A part of the literature reports slightly higher values for crude protein than those found in the present study (Alam et al., 2008; Oyetayo & Ariyo, 2013; Patil et al., 2010). Nevertheless, it should be considered that quantitative analysis of total proteins is significantly affected by the method (Conklin-Brittain et al., 1999; Mæhre et al., 2018). This is also true for values obtained from substrates as well (Familoni et al., 2018). Interestingly, Wang et al. (2001) reported a very high % of crude protein but poor B.E.% on spent beer grains.

Analogously, the top crude fiber values (approximately 20%) from the present study are consistent with the literature (Alam et al., 2008; Oyetayo & Ariyo, 2013) or remarkably higher than those (Patil et al., 2010).

Ethereal extract is a difficult variable to compare with data reported in the literature, since it strongly depends on the method used (Alam et al., 2008; Oyetayo & Ariyo, 2013; Patil et al., 2010). In this study, ethereal extract and crude protein appeared as pivotal variables in the bromatological profile of P. ostreatus, since their variation was remarkable.

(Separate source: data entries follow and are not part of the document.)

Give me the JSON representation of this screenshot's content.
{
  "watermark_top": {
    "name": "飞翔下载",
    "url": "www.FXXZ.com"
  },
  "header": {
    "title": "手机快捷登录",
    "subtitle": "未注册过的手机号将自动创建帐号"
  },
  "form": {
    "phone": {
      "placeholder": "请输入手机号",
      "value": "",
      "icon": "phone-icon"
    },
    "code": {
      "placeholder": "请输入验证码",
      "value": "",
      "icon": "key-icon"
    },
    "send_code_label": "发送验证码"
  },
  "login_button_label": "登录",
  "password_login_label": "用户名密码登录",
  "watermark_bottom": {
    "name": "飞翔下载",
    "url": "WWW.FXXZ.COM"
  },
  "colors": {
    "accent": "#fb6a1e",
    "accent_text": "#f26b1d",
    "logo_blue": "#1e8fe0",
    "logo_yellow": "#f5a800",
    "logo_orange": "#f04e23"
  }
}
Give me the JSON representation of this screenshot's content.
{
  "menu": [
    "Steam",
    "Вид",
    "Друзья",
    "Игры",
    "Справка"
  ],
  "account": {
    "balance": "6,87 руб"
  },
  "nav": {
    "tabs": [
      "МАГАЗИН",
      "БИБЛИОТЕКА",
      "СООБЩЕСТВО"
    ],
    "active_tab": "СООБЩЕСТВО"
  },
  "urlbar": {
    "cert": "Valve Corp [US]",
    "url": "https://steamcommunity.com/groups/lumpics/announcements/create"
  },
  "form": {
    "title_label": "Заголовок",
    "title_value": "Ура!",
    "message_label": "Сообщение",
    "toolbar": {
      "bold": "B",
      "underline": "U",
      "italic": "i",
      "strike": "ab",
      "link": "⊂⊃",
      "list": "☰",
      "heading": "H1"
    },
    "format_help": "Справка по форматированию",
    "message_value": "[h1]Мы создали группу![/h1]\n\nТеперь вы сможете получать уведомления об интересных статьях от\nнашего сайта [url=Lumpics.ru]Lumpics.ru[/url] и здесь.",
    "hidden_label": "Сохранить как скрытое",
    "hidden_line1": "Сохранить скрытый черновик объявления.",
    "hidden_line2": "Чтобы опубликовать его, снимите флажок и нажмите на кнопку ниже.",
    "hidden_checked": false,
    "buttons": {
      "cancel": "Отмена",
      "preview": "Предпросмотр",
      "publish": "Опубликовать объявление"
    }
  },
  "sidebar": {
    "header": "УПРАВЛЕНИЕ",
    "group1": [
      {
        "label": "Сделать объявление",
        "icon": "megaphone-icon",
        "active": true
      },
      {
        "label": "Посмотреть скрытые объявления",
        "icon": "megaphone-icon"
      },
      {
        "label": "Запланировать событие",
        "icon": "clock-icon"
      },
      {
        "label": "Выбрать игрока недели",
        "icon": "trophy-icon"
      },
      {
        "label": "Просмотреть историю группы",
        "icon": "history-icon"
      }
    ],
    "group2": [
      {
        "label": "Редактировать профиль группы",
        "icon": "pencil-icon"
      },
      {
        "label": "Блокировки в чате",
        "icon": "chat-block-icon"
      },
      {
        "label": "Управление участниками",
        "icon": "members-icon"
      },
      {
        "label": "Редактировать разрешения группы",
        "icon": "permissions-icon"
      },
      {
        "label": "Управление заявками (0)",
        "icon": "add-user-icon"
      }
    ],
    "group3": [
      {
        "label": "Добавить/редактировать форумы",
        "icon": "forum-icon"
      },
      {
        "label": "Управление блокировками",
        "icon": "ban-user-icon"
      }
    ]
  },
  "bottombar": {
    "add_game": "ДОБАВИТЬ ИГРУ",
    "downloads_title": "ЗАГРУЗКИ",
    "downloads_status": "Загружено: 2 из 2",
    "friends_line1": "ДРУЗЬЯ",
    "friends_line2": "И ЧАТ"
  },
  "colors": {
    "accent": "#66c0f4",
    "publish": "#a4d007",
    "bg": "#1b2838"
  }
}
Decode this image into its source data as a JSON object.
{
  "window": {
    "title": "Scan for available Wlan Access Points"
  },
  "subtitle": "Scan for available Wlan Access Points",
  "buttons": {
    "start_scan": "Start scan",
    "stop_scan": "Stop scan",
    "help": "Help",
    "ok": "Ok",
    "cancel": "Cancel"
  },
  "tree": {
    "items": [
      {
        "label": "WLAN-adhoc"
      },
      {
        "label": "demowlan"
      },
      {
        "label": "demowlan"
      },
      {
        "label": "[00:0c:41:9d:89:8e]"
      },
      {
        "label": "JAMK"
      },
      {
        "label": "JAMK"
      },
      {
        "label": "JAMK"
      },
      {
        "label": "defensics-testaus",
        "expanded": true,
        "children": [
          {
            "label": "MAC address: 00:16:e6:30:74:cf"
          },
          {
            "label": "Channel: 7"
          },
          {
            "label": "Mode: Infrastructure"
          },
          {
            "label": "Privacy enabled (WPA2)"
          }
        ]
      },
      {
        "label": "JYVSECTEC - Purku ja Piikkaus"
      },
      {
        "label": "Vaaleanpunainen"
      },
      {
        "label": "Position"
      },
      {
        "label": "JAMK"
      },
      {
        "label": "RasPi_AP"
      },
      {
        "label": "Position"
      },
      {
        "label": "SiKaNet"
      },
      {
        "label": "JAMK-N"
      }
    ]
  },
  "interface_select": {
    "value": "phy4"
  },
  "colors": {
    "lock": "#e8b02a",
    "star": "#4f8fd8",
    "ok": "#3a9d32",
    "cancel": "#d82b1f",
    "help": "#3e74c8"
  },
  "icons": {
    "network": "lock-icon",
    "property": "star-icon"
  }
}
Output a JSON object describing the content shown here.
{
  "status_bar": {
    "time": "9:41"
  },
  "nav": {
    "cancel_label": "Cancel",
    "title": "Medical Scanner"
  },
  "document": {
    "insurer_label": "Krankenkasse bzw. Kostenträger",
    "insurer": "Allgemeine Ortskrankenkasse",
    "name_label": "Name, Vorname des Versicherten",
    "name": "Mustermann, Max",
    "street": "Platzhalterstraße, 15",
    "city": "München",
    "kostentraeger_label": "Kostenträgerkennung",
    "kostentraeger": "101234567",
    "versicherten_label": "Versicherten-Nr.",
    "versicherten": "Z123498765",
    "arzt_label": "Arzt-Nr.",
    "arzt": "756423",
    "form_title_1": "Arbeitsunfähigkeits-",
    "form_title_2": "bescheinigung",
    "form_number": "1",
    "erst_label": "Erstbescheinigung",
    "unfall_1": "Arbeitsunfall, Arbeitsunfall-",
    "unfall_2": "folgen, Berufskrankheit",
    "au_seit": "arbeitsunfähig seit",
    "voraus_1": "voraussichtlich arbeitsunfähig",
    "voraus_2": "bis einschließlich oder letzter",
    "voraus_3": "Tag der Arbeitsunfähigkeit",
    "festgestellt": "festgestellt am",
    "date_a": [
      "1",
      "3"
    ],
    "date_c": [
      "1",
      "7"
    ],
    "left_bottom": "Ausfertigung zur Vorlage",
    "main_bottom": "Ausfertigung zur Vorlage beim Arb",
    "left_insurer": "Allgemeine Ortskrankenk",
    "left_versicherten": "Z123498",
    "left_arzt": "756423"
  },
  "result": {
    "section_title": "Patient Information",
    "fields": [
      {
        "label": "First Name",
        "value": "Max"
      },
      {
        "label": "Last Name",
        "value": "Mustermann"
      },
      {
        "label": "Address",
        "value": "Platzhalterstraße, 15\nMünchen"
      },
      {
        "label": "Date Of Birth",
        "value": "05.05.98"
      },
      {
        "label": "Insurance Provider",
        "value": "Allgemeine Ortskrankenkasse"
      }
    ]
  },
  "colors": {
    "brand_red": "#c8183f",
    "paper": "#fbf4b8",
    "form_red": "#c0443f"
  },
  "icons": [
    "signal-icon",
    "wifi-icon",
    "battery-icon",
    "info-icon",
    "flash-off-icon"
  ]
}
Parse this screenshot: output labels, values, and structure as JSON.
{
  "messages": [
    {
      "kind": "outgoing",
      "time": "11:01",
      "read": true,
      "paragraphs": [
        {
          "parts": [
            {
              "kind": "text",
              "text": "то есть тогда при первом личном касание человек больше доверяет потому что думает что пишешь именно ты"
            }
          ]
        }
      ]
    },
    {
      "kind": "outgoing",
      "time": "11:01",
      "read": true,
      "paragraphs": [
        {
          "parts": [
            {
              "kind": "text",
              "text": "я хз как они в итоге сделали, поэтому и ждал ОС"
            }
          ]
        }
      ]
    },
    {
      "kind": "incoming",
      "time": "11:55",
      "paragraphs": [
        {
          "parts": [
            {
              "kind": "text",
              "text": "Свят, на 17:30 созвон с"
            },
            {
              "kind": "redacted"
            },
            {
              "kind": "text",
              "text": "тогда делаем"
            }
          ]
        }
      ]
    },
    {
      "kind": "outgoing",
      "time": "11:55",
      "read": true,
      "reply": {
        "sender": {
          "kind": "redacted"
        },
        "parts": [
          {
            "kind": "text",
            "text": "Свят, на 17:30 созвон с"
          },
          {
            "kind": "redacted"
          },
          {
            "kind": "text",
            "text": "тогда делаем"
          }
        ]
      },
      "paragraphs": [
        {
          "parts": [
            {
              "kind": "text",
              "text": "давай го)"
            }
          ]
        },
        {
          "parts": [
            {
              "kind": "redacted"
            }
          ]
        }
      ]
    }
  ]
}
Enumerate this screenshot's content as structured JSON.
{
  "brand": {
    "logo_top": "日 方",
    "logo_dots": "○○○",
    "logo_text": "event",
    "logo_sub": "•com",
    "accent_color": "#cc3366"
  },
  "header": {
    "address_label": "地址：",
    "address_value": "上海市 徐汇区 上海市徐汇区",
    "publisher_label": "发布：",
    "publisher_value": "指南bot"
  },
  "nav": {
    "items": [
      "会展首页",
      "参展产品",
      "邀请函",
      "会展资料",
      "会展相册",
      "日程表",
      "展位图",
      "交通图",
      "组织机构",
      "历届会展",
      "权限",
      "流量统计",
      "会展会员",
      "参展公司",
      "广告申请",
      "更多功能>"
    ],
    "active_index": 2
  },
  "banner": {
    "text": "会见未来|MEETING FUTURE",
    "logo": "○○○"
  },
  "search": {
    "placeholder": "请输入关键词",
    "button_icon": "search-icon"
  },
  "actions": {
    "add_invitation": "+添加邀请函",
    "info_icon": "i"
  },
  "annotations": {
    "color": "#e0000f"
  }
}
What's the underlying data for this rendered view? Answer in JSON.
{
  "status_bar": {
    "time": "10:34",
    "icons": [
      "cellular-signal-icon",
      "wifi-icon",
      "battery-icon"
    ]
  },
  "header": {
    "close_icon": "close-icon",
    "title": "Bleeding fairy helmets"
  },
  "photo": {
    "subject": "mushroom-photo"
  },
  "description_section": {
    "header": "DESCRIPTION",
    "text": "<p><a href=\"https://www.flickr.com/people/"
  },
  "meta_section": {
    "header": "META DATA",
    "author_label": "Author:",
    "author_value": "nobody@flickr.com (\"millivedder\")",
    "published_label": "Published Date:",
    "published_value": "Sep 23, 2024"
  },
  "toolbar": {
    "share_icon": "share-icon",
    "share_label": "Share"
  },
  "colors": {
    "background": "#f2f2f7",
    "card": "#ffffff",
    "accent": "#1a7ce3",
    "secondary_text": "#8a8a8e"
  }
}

Unexpectedly, there was no significant correlation between the bromatological values of the substrate and sporomes. This is consistent with the results reported by Vega & Franco (2013), who argue that sporome development is substantially independent from the substrate when different nutrients are available, regardless of their proportion. According to Baena González (2005), ashes in P. ostreatus are strain-correlated instead of substrate-correlated.

On the other hand, Benavides et al. (2015) report a correlation between oil palm rachis in the substrate and ethereal extract of P. ostreatus sporomes. Conversely, according to Savón et al. (2007), substrate composition influences the quality and protein quantity of fungi, whereas ashes represent the mineral content that becomes available for fungal growth (Benavides, 2013).

Bromatological profiles of wood substrates are consistent with the literature (Familoni et al., 2018), although WingChing-Jones and Retana (2009) found lower content of crude fiber, and Jafarpour et al. (2010) found remarkably higher content of crude fiber than in other substrates. High fiber content is highly desirable; according to Hoyos et al. (2012), it is essential for the growth of P. ostreatus. Moreover, fibers can be incorporated into the soil as easily assimilated aggregates for crops.

In conclusion, pruning residues from apple trees, peach trees, and pear trees can be successfully used as raw materials to obtain substrates for P. ostreatus cultivation. Substrates composed of wood chips mixed with hay showed the best performance in terms of biological efficiency and morphometric parameters of sporomes. The 50% hay + 50% peach wood mix resulted in the highest values of those variables. Moreover, sprouting of primordia took a shorter time on this substrate than on the other substrates.

Therefore, the methodology applied in the present study is adequate for the production of P. ostreatus. The cultivation protocol was confirmed to be user-friendly for scalable production by small farmers. Substrate disinfection is a fundamental factor in the reduction of microbial competitors; moreover, heat disinfection partially alters substrate consistency and favors fungal colonization.